“His mercies are new every morning” (Lamentations 3:22-23).
This scripture is life-giving and liberating. The heart knows all too well the constant need of continual renewal and fresh restoring.
Each day brings the glorious light of morning and with that comes the precious promise of God’s blessed mercies.
“All the paths of the Lord are mercy and truth unto such as keep his covenant and his testimony” (Psalm 25:10).
Certainly springtime is one of humankind’s most excellent metaphors for a “new beginning” filled with new mercies. We wait in the cold, gray dormancy of winter for that clean slate and fresh start. Just maybe though, the blooming of a colorful April is a second step in God’s quarterly seasonal cycle instead of the first.
Consider winter. It’s the time of rest—pulling in and coming home. It’s about warm fireside meditation and prayers. In winter months, we are given a seasonal Sabbath rest to enjoy slowing down by retreating for the expansion of our hearts and minds. Winter is a season to roll-out the blueprints and dream for spring, summer, and fall—to reimagine our lives anew from a budding and colorful spring through a fruitful and glowing fall.
I dearly remember winters in Colorado as a child with below-freezing temperatures and the breathtaking beauty of freshly fallen snow. As kids, my siblings and I would play in the yard making angels or snowmen, and the next morning it would all disappear with a layer of fresh, beautiful snow that had blanketed everything during night. It was a new and glorious start. All the old steps of yesterday covered over as if they never happened. Freshly-fallen snow represents the mercies of God anew for the day. It a beautiful visual of the verse found in
Isaiah 1:18: “Come now, let us settle the matter, says the Lord. Though your sins are like scarlet, they shall be as white as snow; though they are red as crimson, they shall be like wool.”
Truly, winter is a new beginning and a Sabbath—a call to rest and refresh. This idea actually encourages me through the gray and barren days. God is making me ready now to embrace the resurrection of spring and all the bounty that it entails, but He bids me not to miss the singular and austere beauty and importance of winter.

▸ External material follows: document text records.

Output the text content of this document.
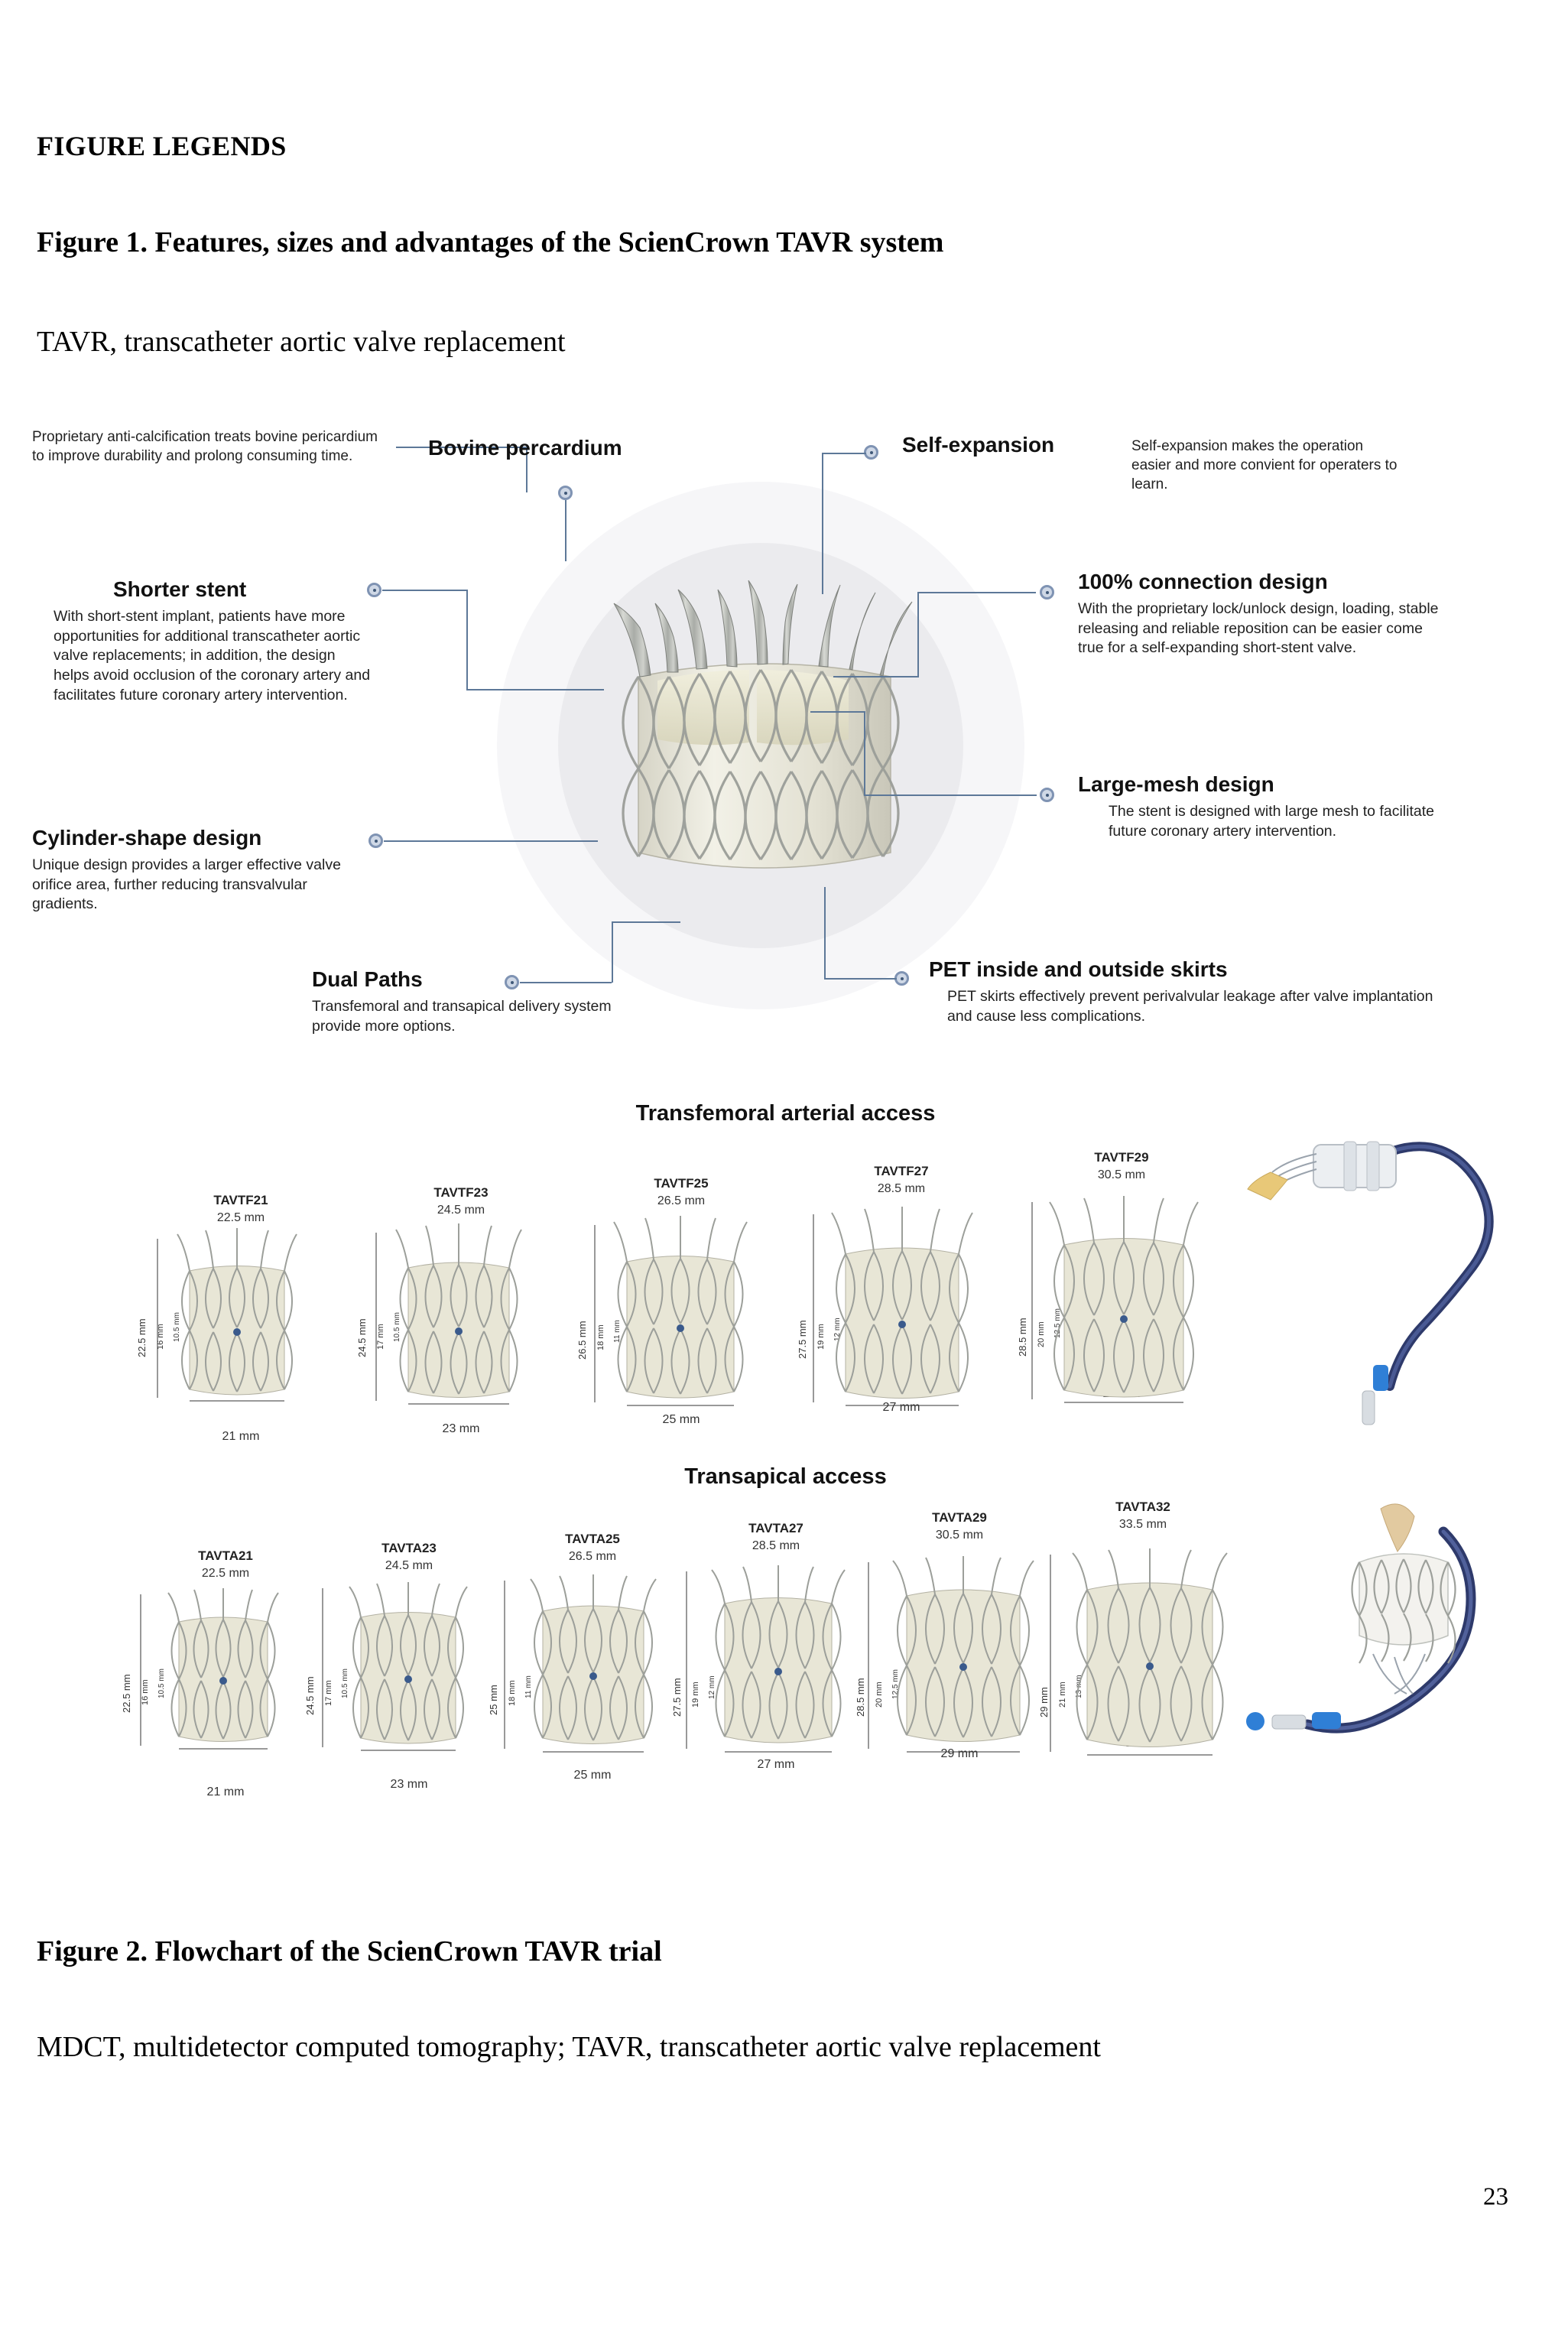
FIGURE LEGENDS
Figure 1. Features, sizes and advantages of the ScienCrown TAVR system
TAVR, transcatheter aortic valve replacement
Proprietary anti-calcification treats bovine pericardium to improve durability and prolong consuming time.	Bovine percardium	Self-expansion	Self-expansion makes the operation easier and more convient for operaters to learn.
Shorter stent
With short-stent implant, patients have more opportunities for additional transcatheter aortic valve replacements; in addition, the design helps avoid occlusion of the coronary artery and facilitates future coronary artery intervention.
100% connection design
With the proprietary lock/unlock design, loading, stable releasing and reliable reposition can be easier come true for a self-expanding short-stent valve.
Cylinder-shape design
Unique design provides a larger effective valve orifice area, further reducing transvalvular gradients.
Large-mesh design
The stent is designed with large mesh to facilitate future coronary artery intervention.
Dual Paths
Transfemoral and transapical delivery system provide more options.
PET inside and outside skirts
PET skirts effectively prevent perivalvular leakage after valve implantation and cause less complications.
Transfemoral arterial access
TAVTF21
22.5 mm
22.5 mm 16 mm 10.5 mm
21 mm
TAVTF23
24.5 mm
24.5 mm 17 mm 10.5 mm
23 mm
TAVTF25
26.5 mm
26.5 mm 18 mm 11 mm
25 mm
TAVTF27
28.5 mm
27.5 mm 19 mm 12 mm
27 mm
TAVTF29
30.5 mm
28.5 mm 20 mm 12.5 mm
Transapical access
TAVTA21
22.5 mm
22.5 mm 16 mm 10.5 mm
21 mm
TAVTA23
24.5 mm
24.5 mm 17 mm 10.5 mm
23 mm
TAVTA25
26.5 mm
25 mm 18 mm 11 mm
25 mm
TAVTA27
28.5 mm
27.5 mm 19 mm 12 mm
27 mm
TAVTA29
30.5 mm
28.5 mm 20 mm 12.5 mm
29 mm
TAVTA32
33.5 mm
29 mm 21 mm 13 mm
Figure 2. Flowchart of the ScienCrown TAVR trial
MDCT, multidetector computed tomography; TAVR, transcatheter aortic valve replacement
23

The Lord of creation is always speaking to and teaching us through the patterns of the universe. God’s original design for the week is found in Genesis 1:5: “So the evening and the morning were the first day.”
The biblical record of Genesis 1 clearly shows that the days of the week were originally calculated as “evening” then “morning.” Every reference of the seven days of creation uses this prescribed arrangement—day that begins at sunset.

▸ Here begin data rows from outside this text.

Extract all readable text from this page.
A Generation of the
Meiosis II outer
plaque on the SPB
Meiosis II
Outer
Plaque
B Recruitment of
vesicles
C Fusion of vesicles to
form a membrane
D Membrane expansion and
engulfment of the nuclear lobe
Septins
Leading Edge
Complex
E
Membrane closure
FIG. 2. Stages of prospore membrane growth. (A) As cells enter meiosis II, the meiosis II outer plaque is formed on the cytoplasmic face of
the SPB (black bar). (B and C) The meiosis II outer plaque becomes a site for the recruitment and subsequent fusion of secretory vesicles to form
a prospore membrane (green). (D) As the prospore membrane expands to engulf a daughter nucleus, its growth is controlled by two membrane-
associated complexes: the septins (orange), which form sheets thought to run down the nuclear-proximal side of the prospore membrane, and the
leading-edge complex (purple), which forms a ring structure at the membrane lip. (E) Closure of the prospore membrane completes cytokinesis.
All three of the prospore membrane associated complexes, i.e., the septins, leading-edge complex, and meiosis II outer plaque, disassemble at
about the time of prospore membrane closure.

Genesis 1 commemorates days from evening to morning as a metaphor of God turning darkness into light. This tradition has been carried on through the New Testament time and is observed and practiced in the lifestyle today of many observant Jews. We as Christian believers are not constrained to delineate days and nights in the same way, but an understanding of the Jewish way of observing time is natural to understanding some of the cultural practices and traditions in the Bible.
The biblical day begins in the rest of evening. The day of rest— Sabbath—also begins in the rest of evening. Although Winter comes at the end of each year, perhaps it is a type of beginning.
With all of its chaos, debris, and gray, Winter is not a season to endure rather a much needed halt—a refreshing opportunity to beginning with a clean slate of fresh-fallen snow sparkling in the evening sky and covering all the steps and missteps of yesterday. Perhaps the beauty and mystique of the colder darker months exceed the majesty of the green of new leaf for those who have eyes to see. In this slowing down, would-be-blue-season, God is calling us to respite and drawing up new blueprints for tomorrow. Maybe it’s not the end of a long cycle but a fresh beginning. Maybe it’s not something to be endured but something necessary to cherish. Perhaps winter is a first thing and not a last thing.